As many of you are aware, Category5.TV suffered some unexpected downtime following Tuesday’s show.
Everything was on track to have Episode 252 up and ready for on-demand on our usual schedule. I get up early Wednesday morning and type out the show notes, and then upload the files and the system I created (V3) takes care of the rest (creation of show pages, RSS feeds, etc).
Well, I was working away on the show notes, and at 7:55am my time, the database server which powers V3 (our high-tech web site software) stopped responding entirely.
After ensuring it wasn’t on my end, I contacted our database host, who determined that a RAID card failure actually failed multiple drives in our RAID array. Not good.
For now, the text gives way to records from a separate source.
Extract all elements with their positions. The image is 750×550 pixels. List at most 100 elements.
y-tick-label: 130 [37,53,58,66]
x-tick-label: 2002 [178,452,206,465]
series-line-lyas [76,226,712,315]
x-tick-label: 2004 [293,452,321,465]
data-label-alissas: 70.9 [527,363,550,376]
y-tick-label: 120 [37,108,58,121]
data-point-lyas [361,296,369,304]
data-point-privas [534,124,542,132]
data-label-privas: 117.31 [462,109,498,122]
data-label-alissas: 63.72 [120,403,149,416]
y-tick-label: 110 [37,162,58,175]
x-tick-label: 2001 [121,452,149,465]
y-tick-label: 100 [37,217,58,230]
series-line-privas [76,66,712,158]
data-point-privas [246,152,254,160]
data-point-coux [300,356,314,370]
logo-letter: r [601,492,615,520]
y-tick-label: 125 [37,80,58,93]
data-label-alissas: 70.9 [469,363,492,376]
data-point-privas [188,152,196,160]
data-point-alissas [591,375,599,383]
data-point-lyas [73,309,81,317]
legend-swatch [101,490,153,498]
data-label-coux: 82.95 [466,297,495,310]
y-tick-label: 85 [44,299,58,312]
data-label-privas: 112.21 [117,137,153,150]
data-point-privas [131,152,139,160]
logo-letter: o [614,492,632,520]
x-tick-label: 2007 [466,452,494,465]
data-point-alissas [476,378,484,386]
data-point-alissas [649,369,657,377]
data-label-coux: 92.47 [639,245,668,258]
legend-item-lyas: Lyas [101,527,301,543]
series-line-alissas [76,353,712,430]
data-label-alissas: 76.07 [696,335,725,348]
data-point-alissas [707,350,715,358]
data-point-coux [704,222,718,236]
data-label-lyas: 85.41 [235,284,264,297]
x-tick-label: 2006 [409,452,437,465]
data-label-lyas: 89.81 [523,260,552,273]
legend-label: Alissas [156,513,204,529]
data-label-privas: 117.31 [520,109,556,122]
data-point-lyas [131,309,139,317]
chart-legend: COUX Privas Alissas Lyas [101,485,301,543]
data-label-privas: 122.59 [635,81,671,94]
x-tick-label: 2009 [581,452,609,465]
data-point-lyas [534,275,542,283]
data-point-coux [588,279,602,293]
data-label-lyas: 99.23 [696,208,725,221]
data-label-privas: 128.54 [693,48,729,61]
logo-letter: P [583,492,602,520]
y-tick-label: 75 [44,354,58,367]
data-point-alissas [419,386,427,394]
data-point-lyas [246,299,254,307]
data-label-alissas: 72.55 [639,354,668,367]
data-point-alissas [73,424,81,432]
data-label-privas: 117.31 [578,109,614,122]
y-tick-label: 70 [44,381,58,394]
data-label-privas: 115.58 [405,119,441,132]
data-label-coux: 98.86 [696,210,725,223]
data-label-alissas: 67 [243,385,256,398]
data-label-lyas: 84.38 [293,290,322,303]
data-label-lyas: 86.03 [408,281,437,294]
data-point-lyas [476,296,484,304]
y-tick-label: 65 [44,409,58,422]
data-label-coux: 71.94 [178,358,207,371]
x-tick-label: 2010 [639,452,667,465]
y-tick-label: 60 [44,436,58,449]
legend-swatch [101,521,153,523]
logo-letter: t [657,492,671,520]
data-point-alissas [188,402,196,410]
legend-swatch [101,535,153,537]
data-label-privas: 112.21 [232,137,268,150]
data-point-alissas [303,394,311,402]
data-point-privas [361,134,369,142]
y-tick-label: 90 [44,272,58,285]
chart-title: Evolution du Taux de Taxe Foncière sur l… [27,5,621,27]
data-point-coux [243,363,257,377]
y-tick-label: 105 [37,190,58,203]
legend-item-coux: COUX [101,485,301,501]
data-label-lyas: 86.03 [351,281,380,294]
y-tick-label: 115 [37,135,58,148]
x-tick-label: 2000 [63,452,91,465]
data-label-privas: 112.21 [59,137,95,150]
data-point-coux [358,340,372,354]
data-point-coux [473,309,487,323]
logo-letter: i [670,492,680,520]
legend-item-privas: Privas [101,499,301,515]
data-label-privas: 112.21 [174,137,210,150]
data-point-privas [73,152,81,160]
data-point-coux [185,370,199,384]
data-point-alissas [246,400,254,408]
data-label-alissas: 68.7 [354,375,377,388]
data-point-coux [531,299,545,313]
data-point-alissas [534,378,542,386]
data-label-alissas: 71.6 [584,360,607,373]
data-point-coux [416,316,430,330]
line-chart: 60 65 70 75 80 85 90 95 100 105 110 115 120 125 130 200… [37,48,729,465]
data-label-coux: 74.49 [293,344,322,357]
Here’s a response from our host:
My sincere apologies for the disruptive extended downtime of the mysql server. The old hardware has suffered multiple hard disk failures that have made it not possible to recover. Our admins have been working on getting a new server setup, configured, an operating system installed, and they are now setting up the mysql services, and will be starting restores from backups shortly. We are doing all we can to expedite the process and get all service restored. The restores will be done from our daily backups, which are started each morning and complete by around 6am pacific time. Unfortunately any changes made after the backup made will not be recoverable. We will be implementing even more monitoring of individual hard disk health, so as to detect such issues before they happen and help prevent the need for unplanned moves to new hardware.
Around 12 hours after the outage began, they had a brand new server all spiffy and ready to install in the rack, and within several hours began restoring MySQL databases from Tuesday morning’s backup.
Unfortunately, since the backup was from Tuesday morning, we lost all the data for Episode 252. But nothing else.
During the course of the downtime, we made sure to keep viewers informed about the progress via our official Twitter feed @Category5TV – if you’re not already following us, make sure you do.
Since it was taking so long to migrate to the new hardware, I went about building a makeshift database server myself and put it online with Tuesday’s backup. This got the site and RSS feeds back online with everything except Episode 252.
Thursday morning, all is well and the new database server is up and running with our Tuesday backup, so I re-typed what needed to be done to get Episode 252 into the system, and set everything live.
What’d I learn? Our database server is a single point of failure. Yikes!
As you know, I’m all about redundancy, so I wrote a script into our V3 database engine to automatically sync the database nightly with the makeshift unit I put online, and also to fail-over to that server in any event that the main database server fails to respond.
I also set the backups to run at midnight instead of 6am to minimize the risk on a Tuesday night of losing the previous night’s episode. This means if we add new content to the site at 10pm on a Tuesday night and the database server crashes at 1am the following morning, not only will nothing be lost, but the fail-over server will take over and continue hosting the site and RSS feeds until the main server comes back online.
So, if the same thing happens again, we’ll be ready for it.
We still have a couple of single points of failure. Our main host (the root of http://www.category5.tv/) could go down in the event of an Internet outage at our host facility, but we’re doing all we can within our means to make sure we’re online all the time and running zippy fast even when there are tons of people navigating our site or viewing episodes.
Thanks for your patience as we worked through everything. Enjoy the show!